毕竟他们这种场所,那些个有头有脸的人物看重面子,怕被人认出来。这种情况也不是头一次了,估计这几人还想一个屋子玩呢。
浓烈又刺鼻的劣质香味扑面过来,陆湛眉头蹙了一下。
“各位爷,这是头一回来?”说话的女人穿红戴绿,脸涂的极白,嘴唇红的滴血,像是刚吃过小孩似的。
陆湛从钱袋里掏出一个银锭扔给他:“别打扰咱们,要点姑娘时再叫你。”
石秋眼睛睁了睁,点姑娘?陆哥这是面子功夫吧,真点了回去别说大白要闹,他夫郎得扒掉他一层皮啊,他现在有了身子脾气比之前还火爆呢。
老鸨听他这样一说,掂了掂手心的银子,让他们随意,保证不打扰。
石秋提前和对方商量好的,径直就把陆湛带到了二楼。
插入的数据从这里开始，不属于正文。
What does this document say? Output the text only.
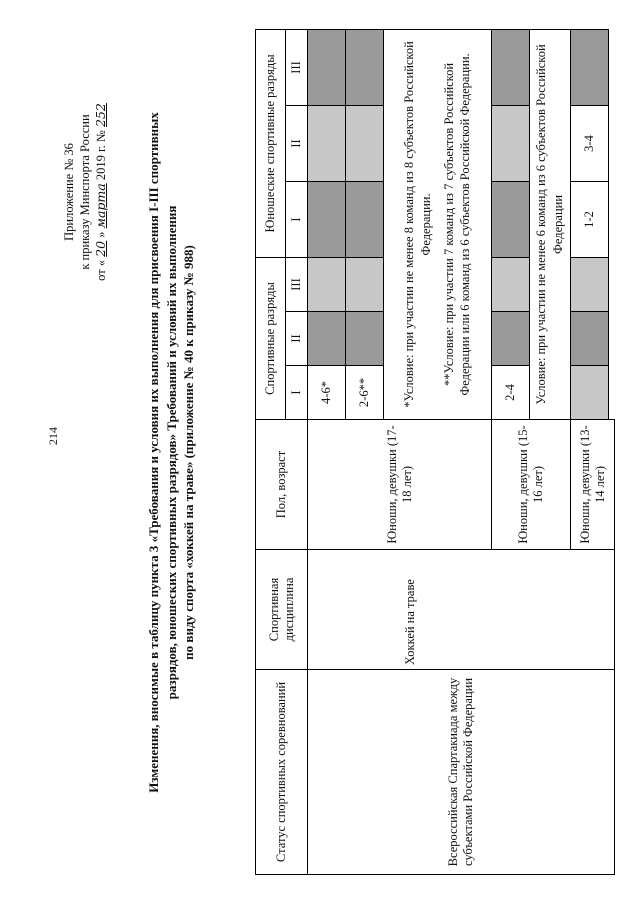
214
Приложение № 36 к приказу Минспорта России
от « 20 » марта 2019 г. № 252	Изменения, вносимые в таблицу пункта 3 «Требования и условия их выполнения для присвоения I-III спортивных разрядов, юношеских спортивных разрядов» Требований и условий их выполнения по виду спорта «хоккей на траве» (приложение № 40 к приказу № 988)
Статус спортивных соревнований	Спортивная дисциплина	Пол, возраст	Спортивные разряды			Юношеские спортивные разряды		
			I	II	III	I	II	III
Всероссийская Спартакиада между субъектами Российской Федерации	Хоккей на траве	Юноши, девушки (17-18 лет)	4-6*					
			2-6**					

			*Условие: при участии не менее 8 команд из 8 субъектов Российской Федерации. **Условие: при участии 7 команд из 7 субъектов Российской Федерации или 6 команд из 6 субъектов Российской Федерации.					

		Юноши, девушки (15-16 лет)	2-4					
			Условие: при участии не менее 6 команд из 6 субъектов Российской Федерации					
		Юноши, девушки (13-14 лет)				1-2	3-4	
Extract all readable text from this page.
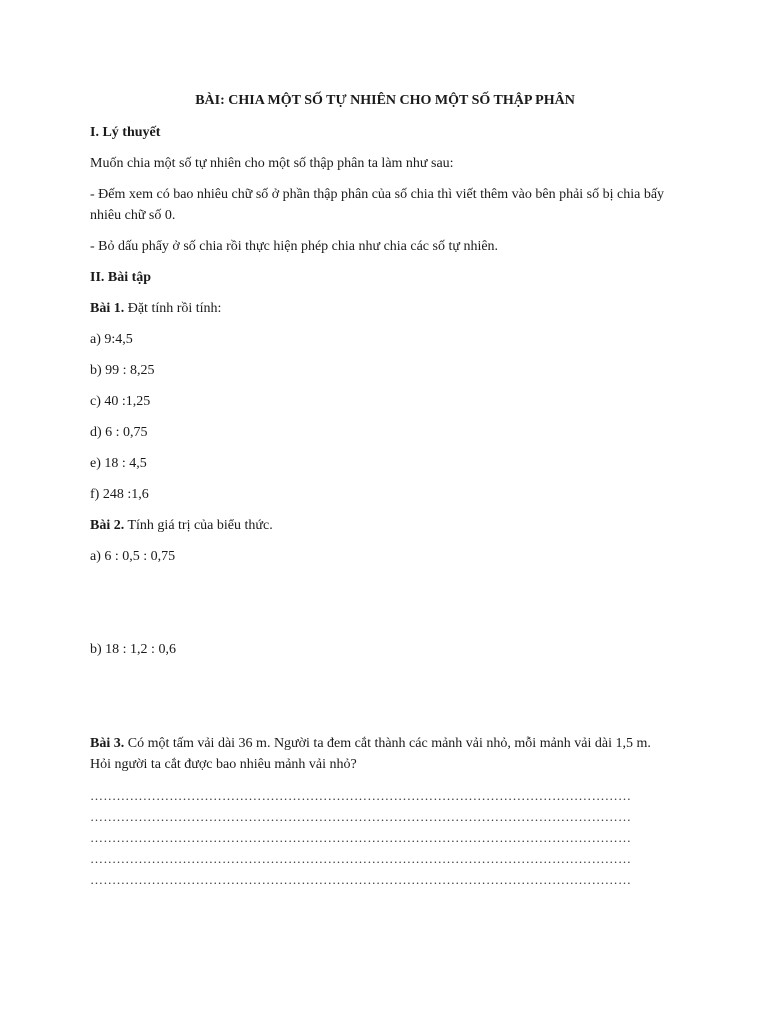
BÀI: CHIA MỘT SỐ TỰ NHIÊN CHO MỘT SỐ THẬP PHÂN
I. Lý thuyết
Muốn chia một số tự nhiên cho một số thập phân ta làm như sau:
- Đếm xem có bao nhiêu chữ số ở phần thập phân của số chia thì viết thêm vào bên phải số bị chia bấy nhiêu chữ số 0.
- Bỏ dấu phẩy ở số chia rồi thực hiện phép chia như chia các số tự nhiên.
II. Bài tập
Bài 1. Đặt tính rồi tính:
a) 9:4,5
b) 99 : 8,25
c) 40 :1,25
d) 6 : 0,75
e) 18 : 4,5
f) 248 :1,6
Bài 2. Tính giá trị của biểu thức.
a) 6 : 0,5 : 0,75
b) 18 : 1,2 : 0,6
Bài 3. Có một tấm vải dài 36 m. Người ta đem cắt thành các mảnh vải nhỏ, mỗi mảnh vải dài 1,5 m. Hỏi người ta cắt được bao nhiêu mảnh vải nhỏ?
……………………………………………………………………………………………………………
……………………………………………………………………………………………………………
……………………………………………………………………………………………………………
……………………………………………………………………………………………………………
……………………………………………………………………………………………………………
打开房门,里头坐着个身材高瘦的男人,他眉骨上有条深刻的刀疤,瞧着阴沉,在悠闲地倒茶。
“银票带来了?”声线沙哑低沉。
陆湛掏出银票:“数数。”
男人果真拿起来点了点:“这位老板倒是大方,行吧,既然给钱了我手下的人就能把事情办得漂亮,绝对看不出一丝破绽?”
陆湛瞧着他不说话。
男人似乎猜到他们的顾虑:“放心吧,拿人钱财替人消灾,你们搞的这样隐蔽,我可不知道老板姓甚名谁。即便真的被衙门那群酒囊饭袋察觉,大不了就是一抹脖子的事。”
“咱们这行,每次做事那都是抱着必死的决心,绝不可能暴露雇主们,否则兄弟们都没法干了。”
进去没多大会,几人就出来了。
老鸨还以为能赚点大的,没想到四个人进来却连楼里的一个姑娘都没点,到底是不是男人啊?